I wrack my brains for what it was like ten years ago when I was more their age, when life was easier and the pressure wasn’t so great. I was never a big partier, but I did a bit of sightseeing here and there.
‘It’s nice to be in the warm, but I can’t say I’ve seen a lot of it this time round.’
‘I’m telling you,’ Harper starts, the rim of his glass of whatever perched against the bottom of his lip, ‘he doesn’t leave the hotel until qualifiers. He does yoga in his room!’
Rolling my eyes, I almost groan. Not the yoga thing again. I will probably never live this down.
‘Nothing wrong with yoga,’ Johannes says, and my jaw almost drops. I was prepared for the pair to gang up on me. I imagined I’d spend the next hour – the amount of time I agreed I’d stay out for – being teased. ‘The team trainer is quite big on it. He got me into it last year and it helps me loosen up after being cramped into a cockpit for hours at a time. I got that neck strain last season, d’you remember? Yoga’s what fixed it. Well, it’s what’s prevented me getting it again, anyway. I swear by it now.’
‘Oh, God. You’ll be doing downward dog together before you know it and thenI’llbe forced to join in.’
I snort. I very much doubt that. But it does bring home to me that Harper’s in his first top-category season. He’s never had all these trainers and specialists and professionals trying to micromanage every aspect of his fitness before. He’s also still got the invincibility of youth that makes you sneer at the advice of older people. He hasn’t had any major injuries yet and he hasn’t felt his body let him down. His energy is infectious, though, and I find myself hoping, that for his sake, his arrogant confidence doesn’t lead him to make a reckless decision now that he comes to regret in the future.
God, when did I start caring about Harper James’s future?
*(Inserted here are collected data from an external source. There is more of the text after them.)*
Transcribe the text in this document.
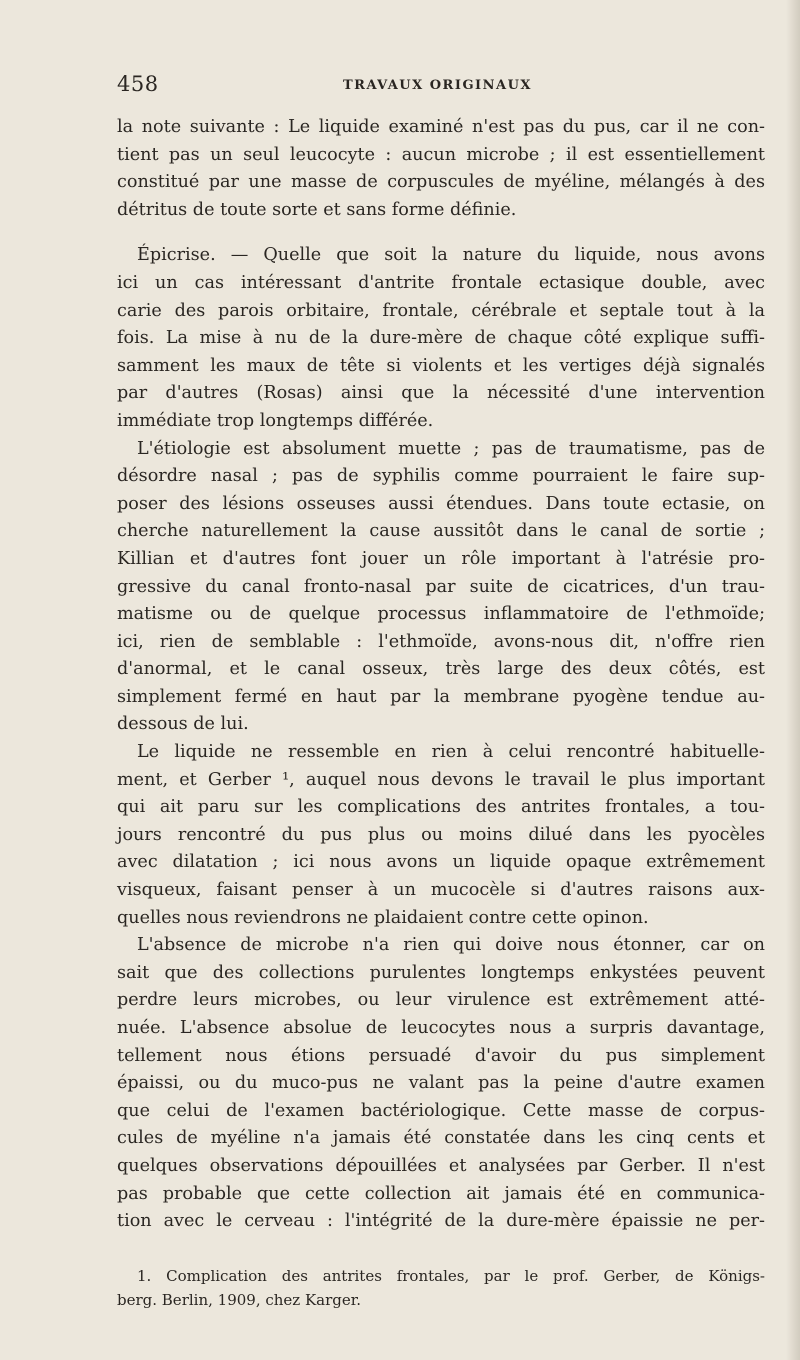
458	TRAVAUX ORIGINAUX
la note suivante : Le liquide examiné n'est pas du pus, car il ne con-
tient pas un seul leucocyte : aucun microbe ; il est essentiellement
constitué par une masse de corpuscules de myéline, mélangés à des
détritus de toute sorte et sans forme définie.
Épicrise. — Quelle que soit la nature du liquide, nous avons
ici un cas intéressant d'antrite frontale ectasique double, avec
carie des parois orbitaire, frontale, cérébrale et septale tout à la
fois. La mise à nu de la dure-mère de chaque côté explique suffi-
samment les maux de tête si violents et les vertiges déjà signalés
par d'autres (Rosas) ainsi que la nécessité d'une intervention
immédiate trop longtemps différée.
L'étiologie est absolument muette ; pas de traumatisme, pas de
désordre nasal ; pas de syphilis comme pourraient le faire sup-
poser des lésions osseuses aussi étendues. Dans toute ectasie, on
cherche naturellement la cause aussitôt dans le canal de sortie ;
Killian et d'autres font jouer un rôle important à l'atrésie pro-
gressive du canal fronto-nasal par suite de cicatrices, d'un trau-
matisme ou de quelque processus inflammatoire de l'ethmoïde;
ici, rien de semblable : l'ethmoïde, avons-nous dit, n'offre rien
d'anormal, et le canal osseux, très large des deux côtés, est
simplement fermé en haut par la membrane pyogène tendue au-
dessous de lui.
Le liquide ne ressemble en rien à celui rencontré habituelle-
ment, et Gerber ¹, auquel nous devons le travail le plus important
qui ait paru sur les complications des antrites frontales, a tou-
jours rencontré du pus plus ou moins dilué dans les pyocèles
avec dilatation ; ici nous avons un liquide opaque extrêmement
visqueux, faisant penser à un mucocèle si d'autres raisons aux-
quelles nous reviendrons ne plaidaient contre cette opinon.
L'absence de microbe n'a rien qui doive nous étonner, car on
sait que des collections purulentes longtemps enkystées peuvent
perdre leurs microbes, ou leur virulence est extrêmement atté-
nuée. L'absence absolue de leucocytes nous a surpris davantage,
tellement nous étions persuadé d'avoir du pus simplement
épaissi, ou du muco-pus ne valant pas la peine d'autre examen
que celui de l'examen bactériologique. Cette masse de corpus-
cules de myéline n'a jamais été constatée dans les cinq cents et
quelques observations dépouillées et analysées par Gerber. Il n'est
pas probable que cette collection ait jamais été en communica-
tion avec le cerveau : l'intégrité de la dure-mère épaissie ne per-
1. Complication des antrites frontales, par le prof. Gerber, de Königs-
berg. Berlin, 1909, chez Karger.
Luckily, Johannes just laughs off Harper’s suggestion and I sink into the booth a little. The time blinks in the corner of the TV screen that’s showing a rugby game. Just fifty more minutes and I’m out of here.
We talk some more about today’s results and about flying to Azerbaijan for the next race. Apparently, it’s one of Johannes’s favourite circuits. Never heard that one before. I didn’t think anyone was a big fan of it. I don’t mind it myself, but it’s too split in half for me to really enjoy it. One side is wide and open, full of beautiful straights where you can push your speed to the max. The other is tight and twisty, full of punishing turns that make you pay for every fractional mistake tenfold. It takes a lot of concentration to flip between these two states. I guess that’s part of the challenge, but it’s not where I feel at my best.